4. Telmisartan, cinnarizine and NAC each in the two dose levels significantly decreased serum IgE levels as compared to asthma control.
5. OVA significantly increased both AEC and NOx level in BALF that were decreased by administration of DEXA.
6. Telmisartan, cinnarizine and NAC each in two dose levels significantly decreased NOx in BALF. Moreover, telmisartan and NAC each in the two dose levels significantly decreased AEC in BALF pellets.
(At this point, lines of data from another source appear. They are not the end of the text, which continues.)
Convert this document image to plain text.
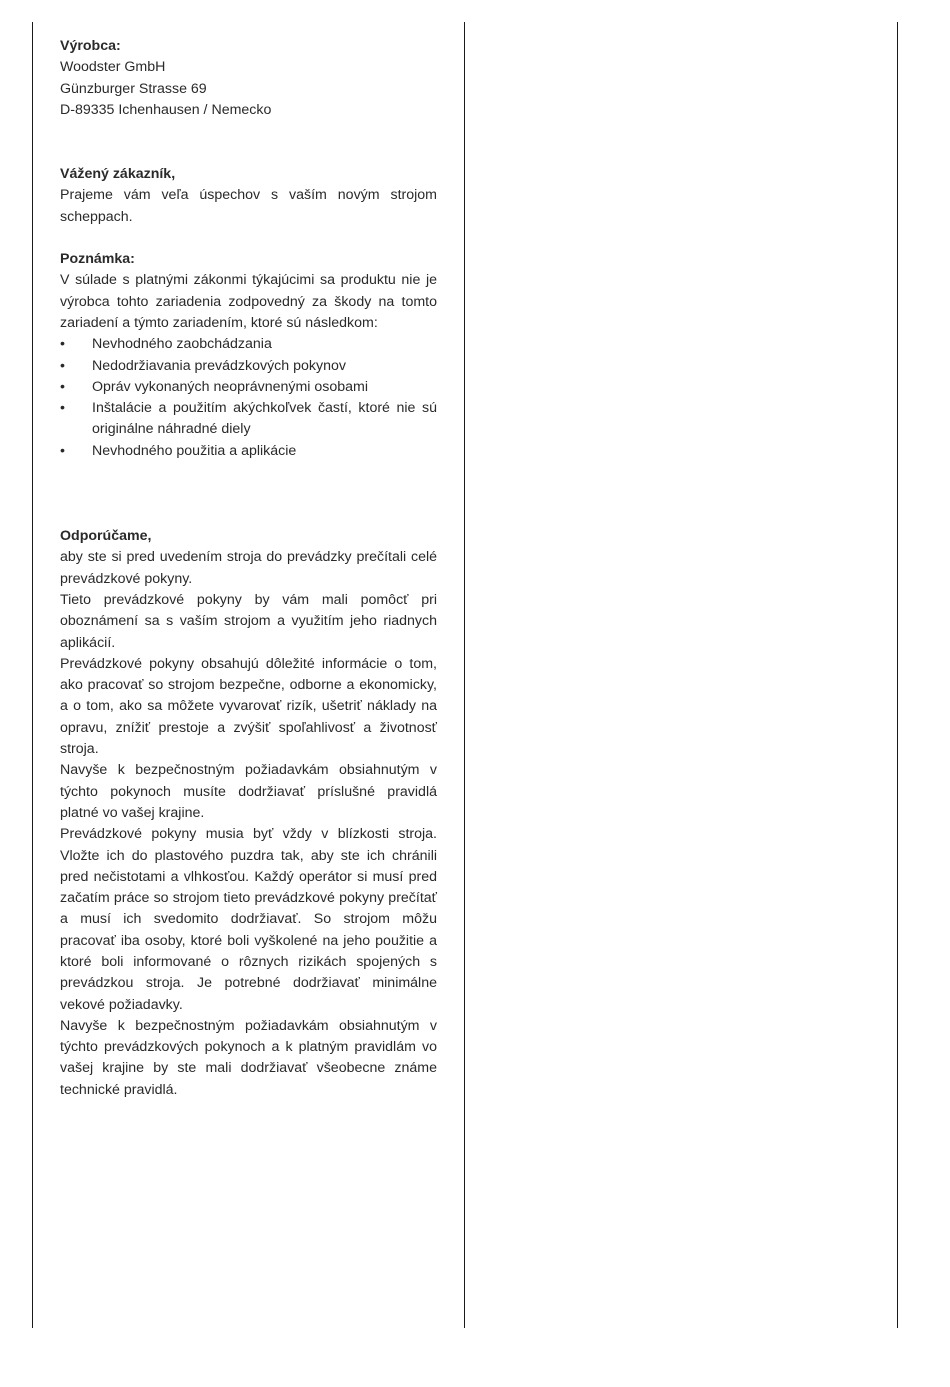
Výrobca:
Woodster GmbH
Günzburger Strasse 69
D-89335 Ichenhausen / Nemecko
Vážený zákazník,

Prajeme vám veľa úspechov s vaším novým strojom scheppach.

Poznámka:

V súlade s platnými zákonmi týkajúcimi sa produktu nie je výrobca tohto zariadenia zodpovedný za škody na tomto zariadení a týmto zariadením, ktoré sú následkom:

• Nevhodného zaobchádzania
• Nedodržiavania prevádzkových pokynov
• Opráv vykonaných neoprávnenými osobami
• Inštalácie a použitím akýchkoľvek častí, ktoré nie sú originálne náhradné diely
• Nevhodného použitia a aplikácie
Odporúčame,

aby ste si pred uvedením stroja do prevádzky prečítali celé prevádzkové pokyny.

Tieto prevádzkové pokyny by vám mali pomôcť pri oboznámení sa s vaším strojom a využitím jeho riadnych aplikácií.

Prevádzkové pokyny obsahujú dôležité informácie o tom, ako pracovať so strojom bezpečne, odborne a ekonomicky, a o tom, ako sa môžete vyvarovať rizík, ušetriť náklady na opravu, znížiť prestoje a zvýšiť spoľahlivosť a životnosť stroja.

Navyše k bezpečnostným požiadavkám obsiahnutým v týchto pokynoch musíte dodržiavať príslušné pravidlá platné vo vašej krajine.

Prevádzkové pokyny musia byť vždy v blízkosti stroja. Vložte ich do plastového puzdra tak, aby ste ich chránili pred nečistotami a vlhkosťou. Každý operátor si musí pred začatím práce so strojom tieto prevádzkové pokyny prečítať a musí ich svedomito dodržiavať. So strojom môžu pracovať iba osoby, ktoré boli vyškolené na jeho použitie a ktoré boli informované o rôznych rizikách spojených s prevádzkou stroja. Je potrebné dodržiavať minimálne vekové požiadavky.

Navyše k bezpečnostným požiadavkám obsiahnutým v týchto prevádzkových pokynoch a k platným pravidlám vo vašej krajine by ste mali dodržiavať všeobecne známe technické pravidlá.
Also, cinnarizine in high dose level significantly decreased AEC while in low dose level didn’t have this effect.
7. OVA significantly increased oxidative stress biomarkers as decreased both GSH level and SOD activity and increased MDA level in lung homogenate, while DEXA administration significantly increased GSH level and SOD activity and decreased MDA level.
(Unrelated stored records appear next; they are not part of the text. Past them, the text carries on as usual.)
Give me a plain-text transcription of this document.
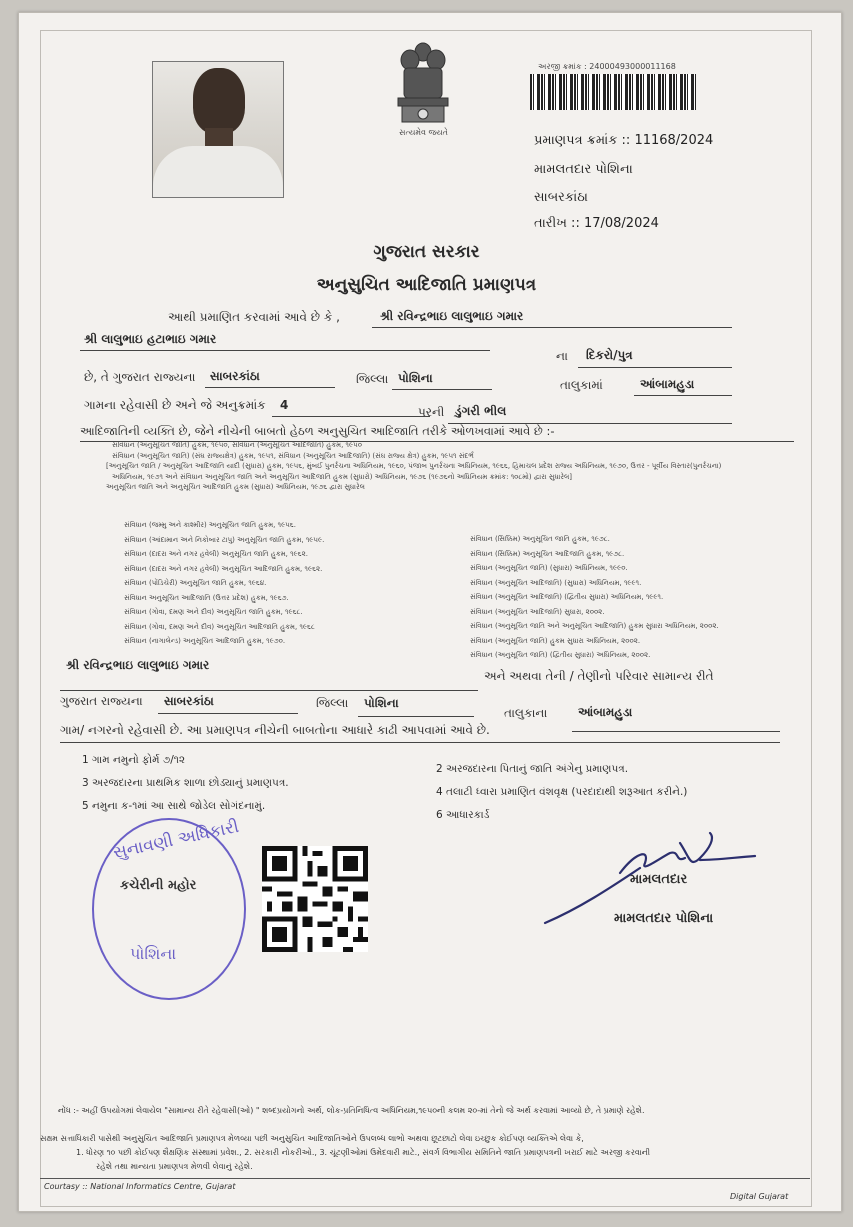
સત્યમેવ જયતે
અરજી ક્રમાંક : 24000493000011168
પ્રમાણપત્ર ક્રમાંક :: 11168/2024
મામલતદાર પોશિના
સાબરકાંઠા
તારીખ :: 17/08/2024
ગુજરાત સરકાર
અનુસુચિત આદિજાતિ પ્રમાણપત્ર
આથી પ્રમાણિત કરવામાં આવે છે કે ,	શ્રી રવિન્દ્રભાઇ લાલુભાઇ ગમાર
શ્રી લાલુભાઇ હટાભાઇ ગમાર
ના દિકરો/પુત્ર
છે, તે ગુજરાત રાજ્યના સાબરકાંઠા	જિલ્લા પોશિના	તાલુકામાં	આંબામહુડા
ગામના રહેવાસી છે અને જે અનુક્રમાંક 4	પરની ડુંગરી ભીલ
આદિજાતિની વ્યક્તિ છે, જેને નીચેની બાબતો હેઠળ અનુસુચિત આદિજાતિ તરીકે ઓળખવામાં આવે છે :-
સંવિધાન (અનુસૂચિત જાતિ) હુકમ, ૧૯૫૦, સંવિધાન (અનુસૂચિત આદિજાતિ) હુકમ, ૧૯૫૦
સંવિધાન (અનુસૂચિત જાતિ) (સંઘ રાજ્યક્ષેત્ર) હુકમ, ૧૯૫૧, સંવિધાન (અનુસૂચિત આદિજાતિ) (સંઘ રાજ્ય ક્ષેત્ર) હુકમ, ૧૯૫૧ સંદર્ભ
[અનુસૂચિત જાતિ / અનુસૂચિત આદિજાતિ યાદી (સુધારા) હુકમ, ૧૯૫૬, મુંબઈ પુનર્રચના અધિનિયમ, ૧૯૬૦, પંજાબ પુનર્રચના અધિનિયમ, ૧૯૬૬, હિમાચલ પ્રદેશ રાજ્ય અધિનિયમ, ૧૯૭૦, ઉત્તર - પૂર્વીય વિસ્તાર(પુનર્રચના)
અધિનિયમ, ૧૯૭૧ અને સંવિધાન અનુસૂચિત જાતિ અને અનુસૂચિત આદિજાતિ હુકમ (સુધારો) અધિનિયમ, ૧૯૭૬ (૧૯૭૬નો અધિનિયમ ક્રમાંક: ૧૦૮મો) દ્વારા સુધારેલ]
અનુસૂચિત જાતિ અને અનુસૂચિત આદિજાતિ હુકમ (સુધારા) અધિનિયમ, ૧૯૭૬ દ્વારા સુધારેલ
સંવિધાન (જમ્મુ અને કાશ્મીર) અનુસૂચિત જાતિ હુકમ, ૧૯૫૬.
સંવિધાન (આંદામાન અને નિકોબાર ટાપુ) અનુસૂચિત જાતિ હુકમ, ૧૯૫૯.
સંવિધાન (દાદરા અને નગર હવેલી) અનુસૂચિત જાતિ હુકમ, ૧૯૬૨.
સંવિધાન (દાદરા અને નગર હવેલી) અનુસૂચિત આદિજાતિ હુકમ, ૧૯૬૨.
સંવિધાન (પોંડિચેરી) અનુસૂચિત જાતિ હુકમ, ૧૯૬૪.
સંવિધાન અનુસૂચિત આદિજાતિ (ઉત્તર પ્રદેશ) હુકમ, ૧૯૬૭.
સંવિધાન (ગોવા, દમણ અને દીવ) અનુસૂચિત જાતિ હુકમ, ૧૯૬૮.
સંવિધાન (ગોવા, દમણ અને દીવ) અનુસૂચિત આદિજાતિ હુકમ, ૧૯૬૮
સંવિધાન (નાગાલેન્ડ) અનુસૂચિત આદિજાતિ હુકમ, ૧૯૭૦.
સંવિધાન (સિક્કિમ) અનુસૂચિત જાતિ હુકમ, ૧૯૭૮.
સંવિધાન (સિક્કિમ) અનુસૂચિત આદિજાતિ હુકમ, ૧૯૭૮.
સંવિધાન (અનુસૂચિત જાતિ) (સુધારા) અધિનિયમ, ૧૯૯૦.
સંવિધાન (અનુસૂચિત આદિજાતિ) (સુધારા) અધિનિયમ, ૧૯૯૧.
સંવિધાન (અનુસૂચિત આદિજાતિ) (દ્વિતીય સુધારા) અધિનિયમ, ૧૯૯૧.
સંવિધાન (અનુસૂચિત આદિજાતિ) સુધારા, ૨૦૦૨.
સંવિધાન (અનુસૂચિત જાતિ અને અનુસૂચિત આદિજાતિ) હુકમ સુધારા અધિનિયમ, ૨૦૦૨.
સંવિધાન (અનુસૂચિત જાતિ) હુકમ સુધારા અધિનિયમ, ૨૦૦૨.
સંવિધાન (અનુસૂચિત જાતિ) (દ્વિતીય સુધારા) અધિનિયમ, ૨૦૦૨.
શ્રી રવિન્દ્રભાઇ લાલુભાઇ ગમાર
અને અથવા તેની / તેણીનો પરિવાર સામાન્ય રીતે
ગુજરાત રાજ્યના સાબરકાંઠા	જિલ્લા પોશિના
તાલુકાના	આંબામહુડા
ગામ/ નગરનો રહેવાસી છે. આ પ્રમાણપત્ર નીચેની બાબતોના આધારે કાઢી આપવામાં આવે છે.
1 ગામ નમુનો ફોર્મ ૭/૧૨
2 અરજદારના પિતાનું જાતિ અંગેનુ પ્રમાણપત્ર.
3 અરજદારના પ્રાથમિક શાળા છોડ્યાનું પ્રમાણપત્ર.
4 તલાટી ધ્વારા પ્રમાણિત વંશવૃક્ષ (પરદાદાથી શરૂઆત કરીને.)
5 નમુના ક-૧માં આ સાથે જોડેલ સોગંદનામું.
6 આધારકાર્ડ
સુનાવણી અધિકારી
કચેરીની મહોર
પોશિના
મામલતદાર
મામલતદાર પોશિના
નોંધ :- અહીં ઉપયોગમાં લેવાયેલ "સામાન્ય રીતે રહેવાસી(ઓ) " શબ્દપ્રયોગનો અર્થ, લોક-પ્રતિનિધિત્વ અધિનિયમ,૧૯૫૦ની કલમ ૨૦-માં તેનો જે અર્થ કરવામાં આવ્યો છે, તે પ્રમાણે રહેશે.
સક્ષમ સત્તાધિકારી પાસેથી અનુસુચિત આદિજાતિ પ્રમાણપત્ર મેળવ્યા પછી અનુસુચિત આદિજાતિઓને ઉપલબ્ધ લાભો અથવા છૂટછાટો લેવા ઇચ્છુક કોઈપણ વ્યક્તિએ લેવા કે,
1. ધોરણ ૧૦ પછી કોઈપણ શૈક્ષણિક સંસ્થામાં પ્રવેશ., 2. સરકારી નોકરીઓ., 3. ચૂંટણીઓમાં ઉમેદવારી માટે., સંવર્ગ વિભાગીય સમિતિને જાતિ પ્રમાણપત્રની ખરાઈ માટે અરજી કરવાની
રહેશે તથા માન્યતા પ્રમાણપત્ર મેળવી લેવાનું રહેશે.
Courtasy :: National Informatics Centre, Gujarat
Digital Gujarat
8. Telmisartan, cinnarizine and NAC each in two dose levels significantly increased GSH level and attenuated MDA level in lung homogenates.Alternatively, the activity of SOD was significantly increased by telmisartan in higher and lower doses, while increased significantly only with the higher doses of cinnarizine and NAC, not with their lower doses.
9. OVA significantly increased inflammatory cytokines as lung content of TNF-α and IL-5, which were significantly decreased by administration of DEXA.
10. Interestingly, telmisartan, cinnarizine and NAC each in the two dose levels significantly decreased both TNF-α and IL-5 levels in lung tissues.
11. OVA challenge induced severe distortion of bronchial and alveolar architectures,with severe infiltration of inflammatory cells, especially eosinophils. Administration of DEXA improved and nearly normalized lung architectures.
12. Telmisartan, cinnarizine and NAC each in two dose levels improved the lung architecture and reduced peribronchiolar and perivascular inflammatory cells infiltration, especially in their higher dose level.
6.2-from the Previous Findings, the Following Could Be Concluded:
1. Telmisartan, the angiotensin II receptor blocker, may have potential protecting effects against experimentally-induced bronchial asthma in rats probably due to its bronchodilator, antioxidant and anti-inflammatory effects.
2. Cinnarizine, the Ca2+ channel blocker, showed potential action as anti-oxidant, bronchodilator and also anti-inflammatory agent, moreover its action on IgE.
3. N-acetylcysteine action was investigated in that study, and showed also potential protective effects against bronchial asthma induced in rats.
4. Finally, that study can reveal that new drugs with different pharmacological actions and classes can be used effectively for protecting from bronchial asthma, accordingly getting rid of the problems of using corticosteroids due to their adverse effects and tolerance.
In conclusion, telmisartan, cinnarizine and NAC are good anti-asthmatic agents with efficacy comparable to DEXA, and may be promising for further clinical trials for prophylaxis against attacks of bronchial asthma in human.